Covid-19 and the Inefficiency of State Coercion
By Pierre Lemieux
An article by legal scholar Richard Epstein published in the Hoover Institution’s Defining Ideas defends George Mason University professor Todd Zywicki who is challenging his university’s Covid-19 vaccine mandate (“The Uneasy Case for Universal Vaccinations,” July 27, 2021). Epstein presents economic and constitutional arguments against this sort of mandate, at least those imposed by a public institution. Epstein explains the gist of the economic case, based on individual incentives:
A final consideration is that it might be wise not to impose any mandate at all. This view argues that the social case for vaccine mandates is not there. Most individuals will probably get the vaccine because it is in their self-interest to do so. Free riding is not an enticing option, given that it is highly unlikely that everyone else will get the vaccine. At the same time, high-risk individuals have every incentive to make the right choice for themselves, undercutting the need for paternalism. And anyone else who fears exposure will also provide implicit protection to others if they get a vaccine to protect themselves. …
In close cases like this one, there is much to be said for respecting the presumption of liberty.
I defended similar arguments in my Reason Foundation paper “Public Health Models and Related Government Interventions: A Primer” (March 2021).
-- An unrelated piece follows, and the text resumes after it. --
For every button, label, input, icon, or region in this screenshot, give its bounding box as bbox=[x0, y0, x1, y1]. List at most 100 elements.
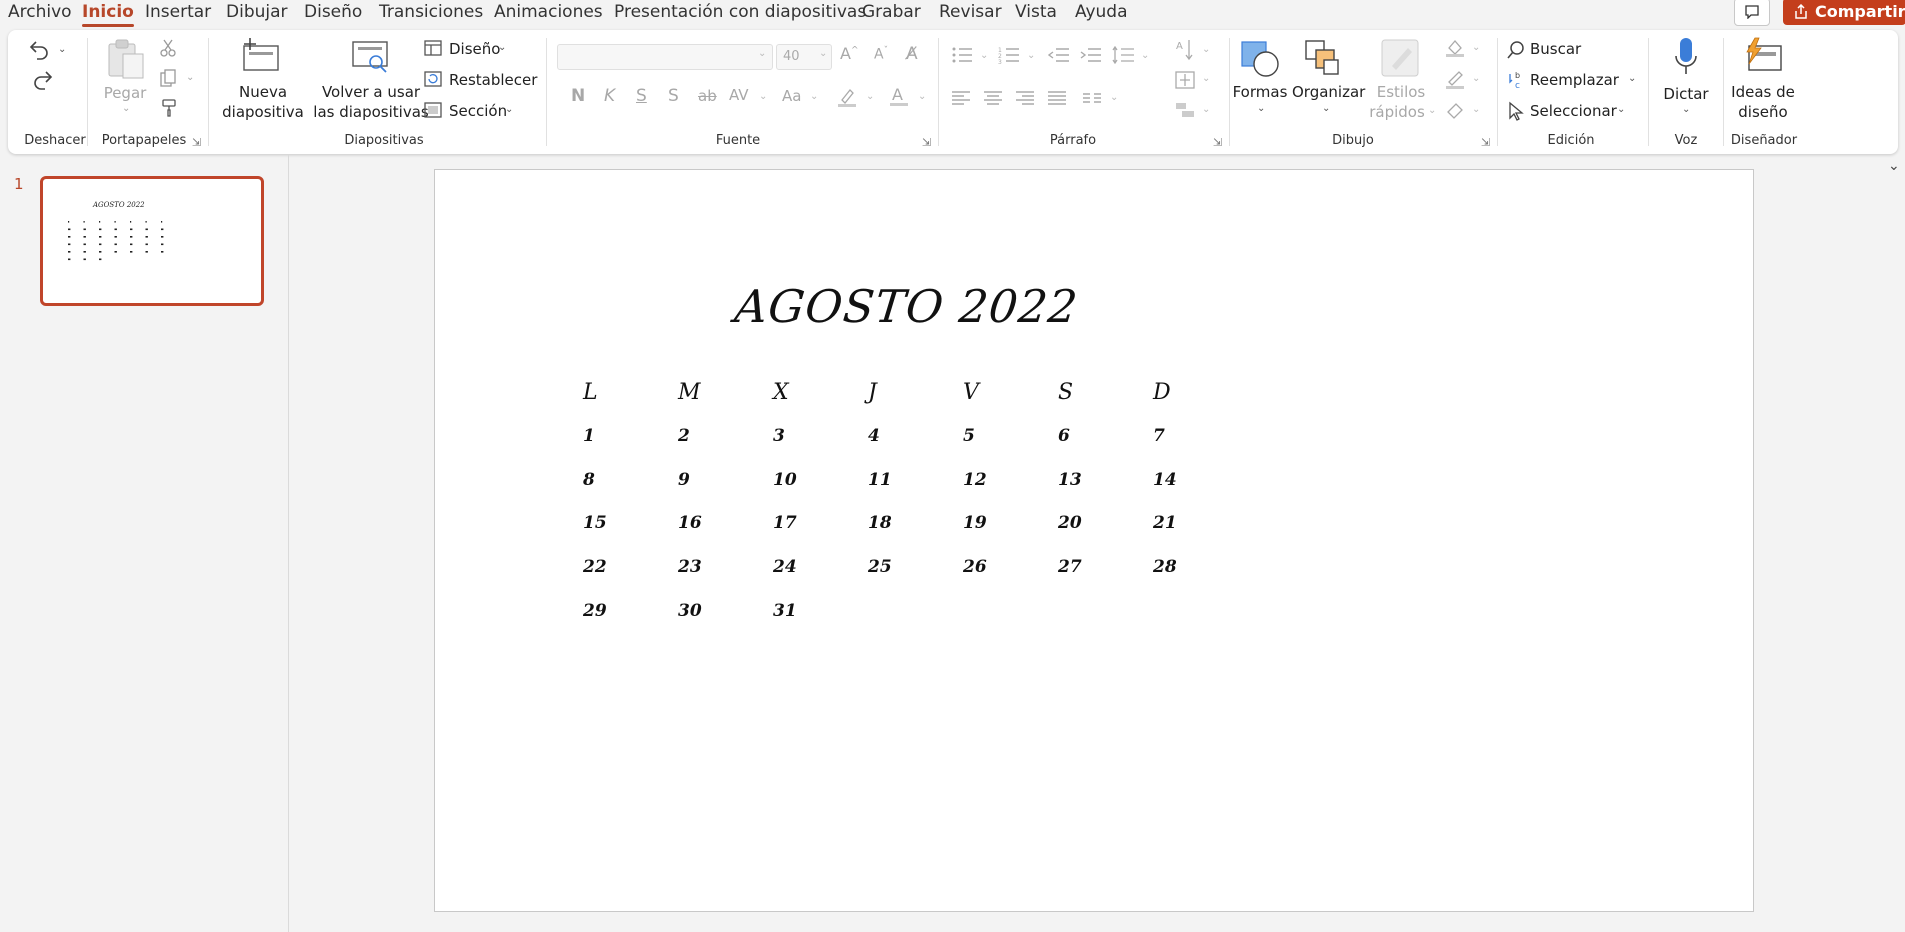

It is highly plausible that individual incentives produce the level of protection that individuals want more efficiently than coercive mandates from governments or public institutions.
The presumption of liberty invoked by Epstein is more a moral or political-legal argument than an economic one. Ultimately, however, any government intervention rests on value judgments, even if the latter must be influenced by the ways the social world works (as analyzed with the tools of economics). In my Reason Foundation paper, I also review the history and ideology of the public health movement. On the presumption of liberty, I write:
Translating these ideas in practical policy proposals starts with a general presumption for individual liberty, which should be corrected by government intervention only in the presence of clear market failures and when government failures are not likely to be worse. Expressed differently, coercion should be minimized. This approach is not as radical as it may look. It is related to the idea of economic freedom that led to the Industrial Revolution and the unprecedented explosion of prosperity that followed. From a moral-philosophical viewpoint, it can be thought as implementing John Stuart Mill’s principle that “over himself, over his own body and mind, the individual is sovereign.”